De acordo com o boletim de ocorrência obtido pela Banda B, testemunhas relataram que o autônomo Jean Souza dos Santos, de 42 anos, discutiu com o suspeito dentro da distribuidora por causa do valor. O funcionário do local pediu que os dois se retirassem. Já do lado de fora, o suspeito teria dado um soco na vítima e fugido.

Minutos depois, o funcionário fechou o estabelecimento e, ao sair, encontrou Jean caído na rua Via Veneto, ensanguentado e com um corte profundo no pescoço, além de ferimentos no braço. Equipes de socorro foram acionadas, mas a morte foi confirmada no local.
Naquele momento, a vítima não portava documentos. Após a chegada da perícia, outros ferimentos também foram identificados no corpo: mãos, antebraço esquerdo, tórax e pescoço.
Testemunhas descreveram o suspeito como um homem moreno, magro, com barba e bigode fino. Ele estaria usando uma blusa azul, calça jeans e um cordão de prata no pescoço no momento do crime.
Depois do ataque, o autor do crime fugiu e não havia sido localizado até a publicação desta reportagem.

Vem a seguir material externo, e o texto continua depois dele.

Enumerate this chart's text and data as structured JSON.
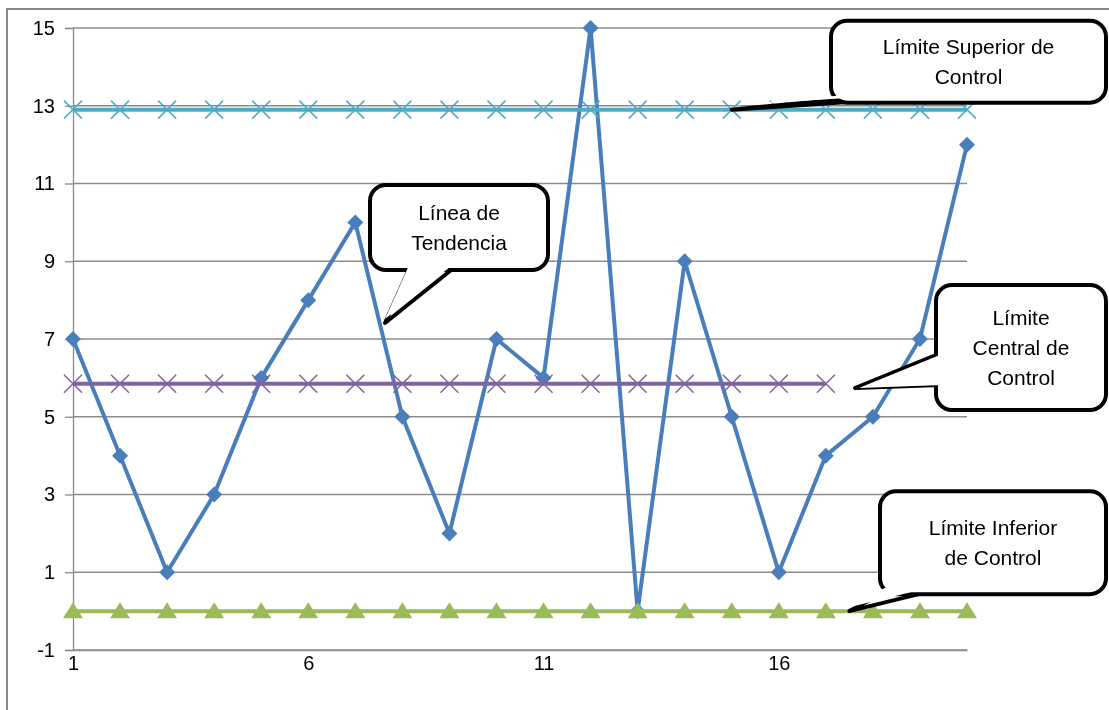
{
  "chart_data": {
    "type": "line",
    "x": [
      1,
      2,
      3,
      4,
      5,
      6,
      7,
      8,
      9,
      10,
      11,
      12,
      13,
      14,
      15,
      16,
      17,
      18,
      19,
      20
    ],
    "xlim": [
      1,
      20
    ],
    "xticks": [
      1,
      6,
      11,
      16
    ],
    "ylim": [
      -1,
      15
    ],
    "yticks": [
      -1,
      1,
      3,
      5,
      7,
      9,
      11,
      13,
      15
    ],
    "grid": "y",
    "series": [
      {
        "color": "#4a7ebb",
        "marker": "diamond",
        "values": [
          7,
          4,
          1,
          3,
          6,
          8,
          10,
          5,
          2,
          7,
          6,
          15,
          0,
          9,
          5,
          1,
          4,
          5,
          7,
          12
        ]
      },
      {
        "color": "#4bacc6",
        "marker": "cross",
        "values": [
          12.9,
          12.9,
          12.9,
          12.9,
          12.9,
          12.9,
          12.9,
          12.9,
          12.9,
          12.9,
          12.9,
          12.9,
          12.9,
          12.9,
          12.9,
          12.9,
          12.9,
          12.9,
          12.9,
          12.9
        ]
      },
      {
        "color": "#8064a2",
        "marker": "cross",
        "values": [
          5.85,
          5.85,
          5.85,
          5.85,
          5.85,
          5.85,
          5.85,
          5.85,
          5.85,
          5.85,
          5.85,
          5.85,
          5.85,
          5.85,
          5.85,
          5.85,
          5.85,
          null,
          null,
          null
        ]
      },
      {
        "color": "#9bbb59",
        "marker": "triangle",
        "values": [
          0,
          0,
          0,
          0,
          0,
          0,
          0,
          0,
          0,
          0,
          0,
          0,
          0,
          0,
          0,
          0,
          0,
          0,
          0,
          0
        ]
      }
    ],
    "annotations": [
      {
        "text": "Límite Superior de Control",
        "x": 15,
        "y": 12.9
      },
      "Línea de Tendencia",
      "Límite Central de Control",
      {
        "text": "Límite Inferior de Control",
        "x": 17.5,
        "y": 0
      }
    ]
  }
}
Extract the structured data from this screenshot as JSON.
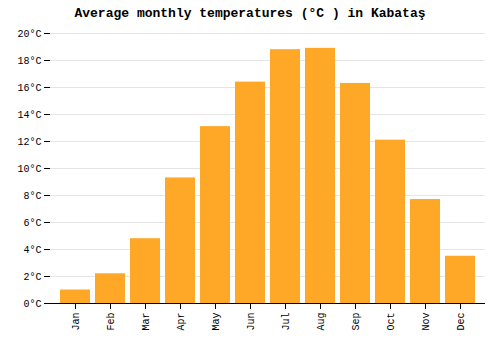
{
  "chart_data": {
    "type": "bar",
    "title": "Average monthly temperatures (°C ) in Kabataş",
    "categories": [
      "Jan",
      "Feb",
      "Mar",
      "Apr",
      "May",
      "Jun",
      "Jul",
      "Aug",
      "Sep",
      "Oct",
      "Nov",
      "Dec"
    ],
    "values": [
      1.0,
      2.2,
      4.8,
      9.3,
      13.1,
      16.4,
      18.8,
      18.9,
      16.3,
      12.1,
      7.7,
      3.5
    ],
    "color": "#FFA726",
    "ylim": [
      0,
      20
    ],
    "yticks": [
      {
        "value": 0,
        "label": "0°C"
      },
      {
        "value": 2,
        "label": "2°C"
      },
      {
        "value": 4,
        "label": "4°C"
      },
      {
        "value": 6,
        "label": "6°C"
      },
      {
        "value": 8,
        "label": "8°C"
      },
      {
        "value": 10,
        "label": "10°C"
      },
      {
        "value": 12,
        "label": "12°C"
      },
      {
        "value": 14,
        "label": "14°C"
      },
      {
        "value": 16,
        "label": "16°C"
      },
      {
        "value": 18,
        "label": "18°C"
      },
      {
        "value": 20,
        "label": "20°C"
      }
    ],
    "grid": true
  }
}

O corpo de Jean foi recolhido ao Instituto Médico Legal (IML).
Pai morto com facada no pescoço deixa quatro filhos
A irmã de Jean Souza dos Santos afirmou à Banda B que ele deixa quatro filhos com idades entre 10 e 25 anos. Cristiane Stefany relatou ainda que chegou a passar pelo local onde o corpo do irmão foi encontrado.
“Eu passei e tinha muitas viaturas da polícia aqui perto de casa. Nem imaginei. Eu passei reto. Quando acordei de manhã pra ir tomar um café, eu estava saindo e um amigo dele me parou e falou: ‘Cris, mataram seu irmão'”, disse ela.
Imagens de câmera de segurança mostram o momento em que um homem aborda policiais militares em uma viatura e avisa que Jean havia sido morto: “Acabou de matar o cara aqui!”
Pouco depois, a mulher reconheceu o corpo do irmão no IML. “O problema dele sempre foi o álcool”, lamentou Cristiane. Apesar disso, ela destaca que o irmão era trabalhador e exercia atividades autônomas, como jardinagem.
“Meu irmão sempre cuidou de mim e significa muito pra mim. É uma dor inexplicável, ainda mais da forma que foi. Queremos justiça”, acrescentou.
O filho de dez anos de Jean foi diagnosticado com autismo e só soube da morte do pai ao chegar no velório, nesta segunda-feira (16). “Ele foi o mais difícil porque contamos só no momento do velório. Ele começou a perguntar: ‘O que nós estamos fazendo no cemitério?”, relembrou Cristiane.
O corpo de Jean foi sepultado no Cemitério Municipal do Boqueirão.
O crime está sendo investigado pela Polícia Civil.